CIA Director George Tenet's problems are not quite over yet.
This week's discovery of two CIA memos--in which the agency warned the White House about the dubious Niger uranium claims--was a temporary godsend for the agency, getting Tenet somewhat off the hook in the Iraqi-uranium flap.
But the CIA is about to take another hit tomorrow when the long awaited 900-page congressional report on the September 11 terror attacks is finally released. While the FBI is expected to get the sharpest criticism for failing to aggressively investigate Al Qaeda inside the United States, sources say the CIA will hardly get off the hook.
Sources say the report slams the CIA hard for effectively having no spies inside Al Qaeda. Even though Tenet supposedly declared "war" on Osama bin Laden's terror network as early as 1999, "the CIA had no penetration of Al Qaeda's leadership," the report states.
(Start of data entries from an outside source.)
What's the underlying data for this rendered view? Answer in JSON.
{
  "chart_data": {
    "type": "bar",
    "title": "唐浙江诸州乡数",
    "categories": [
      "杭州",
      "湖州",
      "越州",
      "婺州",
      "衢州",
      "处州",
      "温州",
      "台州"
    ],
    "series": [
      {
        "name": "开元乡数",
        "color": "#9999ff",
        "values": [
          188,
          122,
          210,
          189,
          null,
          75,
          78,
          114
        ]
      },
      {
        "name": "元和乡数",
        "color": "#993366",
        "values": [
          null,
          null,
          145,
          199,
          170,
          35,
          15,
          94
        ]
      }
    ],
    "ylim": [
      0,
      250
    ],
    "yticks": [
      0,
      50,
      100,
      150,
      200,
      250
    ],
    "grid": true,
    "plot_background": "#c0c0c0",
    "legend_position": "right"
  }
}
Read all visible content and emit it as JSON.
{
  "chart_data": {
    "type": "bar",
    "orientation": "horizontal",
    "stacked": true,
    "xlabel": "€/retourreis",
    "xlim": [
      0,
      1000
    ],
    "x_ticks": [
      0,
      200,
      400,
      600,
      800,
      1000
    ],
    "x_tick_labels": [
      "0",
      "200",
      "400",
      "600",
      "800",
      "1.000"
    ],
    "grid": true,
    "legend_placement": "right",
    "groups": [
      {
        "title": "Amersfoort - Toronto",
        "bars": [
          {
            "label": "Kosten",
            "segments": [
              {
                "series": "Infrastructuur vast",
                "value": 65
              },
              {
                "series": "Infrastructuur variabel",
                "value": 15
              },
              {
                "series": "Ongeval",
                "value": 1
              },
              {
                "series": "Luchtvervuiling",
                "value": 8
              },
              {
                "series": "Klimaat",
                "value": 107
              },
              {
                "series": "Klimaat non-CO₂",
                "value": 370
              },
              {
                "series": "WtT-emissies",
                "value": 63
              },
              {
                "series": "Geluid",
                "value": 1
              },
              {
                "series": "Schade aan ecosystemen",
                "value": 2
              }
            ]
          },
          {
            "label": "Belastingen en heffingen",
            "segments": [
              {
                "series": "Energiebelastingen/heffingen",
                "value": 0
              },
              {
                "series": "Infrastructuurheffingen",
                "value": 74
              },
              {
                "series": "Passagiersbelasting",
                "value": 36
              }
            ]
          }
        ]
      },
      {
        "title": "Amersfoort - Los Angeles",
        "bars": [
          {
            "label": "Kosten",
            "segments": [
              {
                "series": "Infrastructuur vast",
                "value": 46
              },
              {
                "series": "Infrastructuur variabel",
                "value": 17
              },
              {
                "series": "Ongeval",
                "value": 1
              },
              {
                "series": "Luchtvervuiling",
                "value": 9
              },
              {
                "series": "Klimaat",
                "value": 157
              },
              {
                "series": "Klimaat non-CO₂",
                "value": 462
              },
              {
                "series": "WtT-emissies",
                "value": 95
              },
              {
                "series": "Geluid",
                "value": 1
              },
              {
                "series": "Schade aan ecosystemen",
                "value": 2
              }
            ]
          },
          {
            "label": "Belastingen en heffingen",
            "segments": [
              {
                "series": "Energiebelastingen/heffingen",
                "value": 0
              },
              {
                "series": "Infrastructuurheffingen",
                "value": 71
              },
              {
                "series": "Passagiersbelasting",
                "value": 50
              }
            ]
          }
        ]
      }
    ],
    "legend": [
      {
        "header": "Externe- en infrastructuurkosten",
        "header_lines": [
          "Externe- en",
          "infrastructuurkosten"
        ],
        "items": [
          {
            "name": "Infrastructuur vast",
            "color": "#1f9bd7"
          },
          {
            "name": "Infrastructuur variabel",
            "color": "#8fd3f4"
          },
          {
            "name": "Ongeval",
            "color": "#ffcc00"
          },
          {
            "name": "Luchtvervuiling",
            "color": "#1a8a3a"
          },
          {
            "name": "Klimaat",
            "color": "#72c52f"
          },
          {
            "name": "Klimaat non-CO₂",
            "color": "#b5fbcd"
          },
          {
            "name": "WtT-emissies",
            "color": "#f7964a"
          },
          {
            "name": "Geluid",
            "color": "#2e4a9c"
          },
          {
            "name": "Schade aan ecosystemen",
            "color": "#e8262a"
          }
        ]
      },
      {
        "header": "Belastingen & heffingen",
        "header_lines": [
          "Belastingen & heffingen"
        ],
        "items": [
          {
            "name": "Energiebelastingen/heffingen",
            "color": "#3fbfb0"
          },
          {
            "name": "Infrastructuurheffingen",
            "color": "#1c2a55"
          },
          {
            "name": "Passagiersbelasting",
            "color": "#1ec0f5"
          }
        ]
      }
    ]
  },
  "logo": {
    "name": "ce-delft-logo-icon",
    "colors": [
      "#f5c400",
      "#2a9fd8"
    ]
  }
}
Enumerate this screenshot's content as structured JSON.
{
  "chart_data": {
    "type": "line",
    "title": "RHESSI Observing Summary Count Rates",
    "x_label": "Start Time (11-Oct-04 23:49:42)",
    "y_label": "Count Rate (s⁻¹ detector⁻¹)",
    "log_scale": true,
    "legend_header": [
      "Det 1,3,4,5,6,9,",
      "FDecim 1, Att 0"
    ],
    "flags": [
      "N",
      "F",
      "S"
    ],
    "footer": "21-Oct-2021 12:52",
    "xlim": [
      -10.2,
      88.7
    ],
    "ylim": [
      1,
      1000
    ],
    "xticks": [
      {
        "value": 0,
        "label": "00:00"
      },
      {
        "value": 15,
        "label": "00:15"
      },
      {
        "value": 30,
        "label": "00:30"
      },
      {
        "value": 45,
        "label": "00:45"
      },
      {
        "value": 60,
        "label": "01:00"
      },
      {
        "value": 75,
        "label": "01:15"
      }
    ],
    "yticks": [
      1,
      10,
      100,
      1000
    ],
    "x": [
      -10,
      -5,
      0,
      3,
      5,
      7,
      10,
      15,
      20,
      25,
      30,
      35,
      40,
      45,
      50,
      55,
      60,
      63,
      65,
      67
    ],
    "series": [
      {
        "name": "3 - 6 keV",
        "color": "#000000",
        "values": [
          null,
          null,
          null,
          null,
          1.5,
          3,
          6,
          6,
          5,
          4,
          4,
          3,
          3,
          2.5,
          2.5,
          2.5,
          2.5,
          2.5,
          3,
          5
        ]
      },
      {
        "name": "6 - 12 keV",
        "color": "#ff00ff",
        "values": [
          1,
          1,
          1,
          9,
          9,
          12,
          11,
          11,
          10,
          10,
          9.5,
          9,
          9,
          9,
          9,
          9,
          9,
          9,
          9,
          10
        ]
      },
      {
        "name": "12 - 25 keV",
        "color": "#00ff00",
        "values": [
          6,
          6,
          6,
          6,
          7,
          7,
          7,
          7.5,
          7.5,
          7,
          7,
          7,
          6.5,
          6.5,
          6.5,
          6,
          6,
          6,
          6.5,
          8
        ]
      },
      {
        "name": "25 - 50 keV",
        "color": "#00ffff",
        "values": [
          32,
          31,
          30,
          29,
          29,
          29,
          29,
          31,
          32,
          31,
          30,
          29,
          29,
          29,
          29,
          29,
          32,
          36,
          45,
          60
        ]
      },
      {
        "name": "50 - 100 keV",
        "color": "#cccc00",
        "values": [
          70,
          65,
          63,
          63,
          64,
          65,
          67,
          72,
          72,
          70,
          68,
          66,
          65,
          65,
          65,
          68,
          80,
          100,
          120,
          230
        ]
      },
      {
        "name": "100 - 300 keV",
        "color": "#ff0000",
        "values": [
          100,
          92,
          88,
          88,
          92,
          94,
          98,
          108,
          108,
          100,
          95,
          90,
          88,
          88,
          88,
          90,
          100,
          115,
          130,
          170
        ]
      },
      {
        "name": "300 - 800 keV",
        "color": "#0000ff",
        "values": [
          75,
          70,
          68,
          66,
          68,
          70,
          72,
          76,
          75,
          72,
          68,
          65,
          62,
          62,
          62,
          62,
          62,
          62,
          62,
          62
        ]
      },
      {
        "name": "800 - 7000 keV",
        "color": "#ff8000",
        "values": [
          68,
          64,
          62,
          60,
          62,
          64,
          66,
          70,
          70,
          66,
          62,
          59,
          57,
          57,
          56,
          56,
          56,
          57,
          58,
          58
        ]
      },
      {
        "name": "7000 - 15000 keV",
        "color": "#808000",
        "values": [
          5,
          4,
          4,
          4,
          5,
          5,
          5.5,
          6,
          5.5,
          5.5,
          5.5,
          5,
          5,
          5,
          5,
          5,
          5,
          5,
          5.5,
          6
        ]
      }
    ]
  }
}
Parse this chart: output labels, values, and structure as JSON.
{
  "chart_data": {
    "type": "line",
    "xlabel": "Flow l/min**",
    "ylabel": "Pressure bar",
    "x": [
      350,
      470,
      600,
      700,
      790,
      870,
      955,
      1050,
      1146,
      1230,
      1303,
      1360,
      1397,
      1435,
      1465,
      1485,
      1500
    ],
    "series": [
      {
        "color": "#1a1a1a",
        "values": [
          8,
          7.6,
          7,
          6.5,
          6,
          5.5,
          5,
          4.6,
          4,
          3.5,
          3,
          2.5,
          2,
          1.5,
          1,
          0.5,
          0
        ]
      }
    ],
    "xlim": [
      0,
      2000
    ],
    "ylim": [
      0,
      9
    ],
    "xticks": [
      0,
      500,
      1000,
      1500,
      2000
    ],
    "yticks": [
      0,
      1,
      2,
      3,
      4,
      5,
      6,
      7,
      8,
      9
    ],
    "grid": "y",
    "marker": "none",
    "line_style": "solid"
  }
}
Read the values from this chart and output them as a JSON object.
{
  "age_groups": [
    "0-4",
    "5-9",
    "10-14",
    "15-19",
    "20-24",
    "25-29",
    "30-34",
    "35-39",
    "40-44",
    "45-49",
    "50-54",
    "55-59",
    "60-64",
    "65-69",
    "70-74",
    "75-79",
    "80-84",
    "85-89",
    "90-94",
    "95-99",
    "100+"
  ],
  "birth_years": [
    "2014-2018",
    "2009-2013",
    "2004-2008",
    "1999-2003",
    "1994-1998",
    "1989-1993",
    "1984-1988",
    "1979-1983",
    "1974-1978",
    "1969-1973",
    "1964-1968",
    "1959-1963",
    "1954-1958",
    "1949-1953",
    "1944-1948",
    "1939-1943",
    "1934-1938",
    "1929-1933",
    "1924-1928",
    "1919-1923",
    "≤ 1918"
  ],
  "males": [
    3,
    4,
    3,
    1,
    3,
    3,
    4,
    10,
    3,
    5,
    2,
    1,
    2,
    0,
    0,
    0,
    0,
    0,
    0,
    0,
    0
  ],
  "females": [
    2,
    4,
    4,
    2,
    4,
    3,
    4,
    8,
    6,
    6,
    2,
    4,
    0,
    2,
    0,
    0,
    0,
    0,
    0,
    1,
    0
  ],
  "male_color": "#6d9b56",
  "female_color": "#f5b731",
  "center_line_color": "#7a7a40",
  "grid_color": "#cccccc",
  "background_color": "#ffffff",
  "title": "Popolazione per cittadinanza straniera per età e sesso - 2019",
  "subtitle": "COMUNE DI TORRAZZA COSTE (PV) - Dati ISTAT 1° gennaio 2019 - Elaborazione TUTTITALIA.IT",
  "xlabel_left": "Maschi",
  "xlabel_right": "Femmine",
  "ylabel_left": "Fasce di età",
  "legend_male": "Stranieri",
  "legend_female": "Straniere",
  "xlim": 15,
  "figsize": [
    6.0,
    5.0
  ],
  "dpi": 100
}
The congressional investigators also fault the agency for failing to pass along critical intelligence that two of the future September 11 hijackers, Khalid Almihdhar and Nawaf Alhazmi, were heading to the United States. As reported in a NEWSWEEK cover story in June 2002, the CIA, with the help of Malaysian intelligence, had monitored the two men at an Al Qaeda summit in the Malaysian capital, Kuala Lumpur, in January 2000.
But despite the agency's loud protestations to the contrary, the investigators for the House and Senate intelligence committees could find no evidence that the CIA ever notified the FBI of what was arguably the most important pieces of intelligence that grew out of the meeting: that Almihdhar had a multientry visa that would allow him to enter the United States at any time and that Alhazmi actually flew into Los Angeles shortly after the terrorist confab.
As a result, the report finds, what may have been the U.S. government's best opportunity to uncover the 9-11 plot was lost. The FBI office in San Diego, it turns out, soon would have been uniquely positioned to monitor Almihdhar and Alhazmi: the two men soon rented a room from an FBI informant. Had the informant's contacts with the hijackers been capitalized on, the report concludes, "it would have given the San Diego field office perhaps the intelligence community's best chance to unravel the September 11 plot."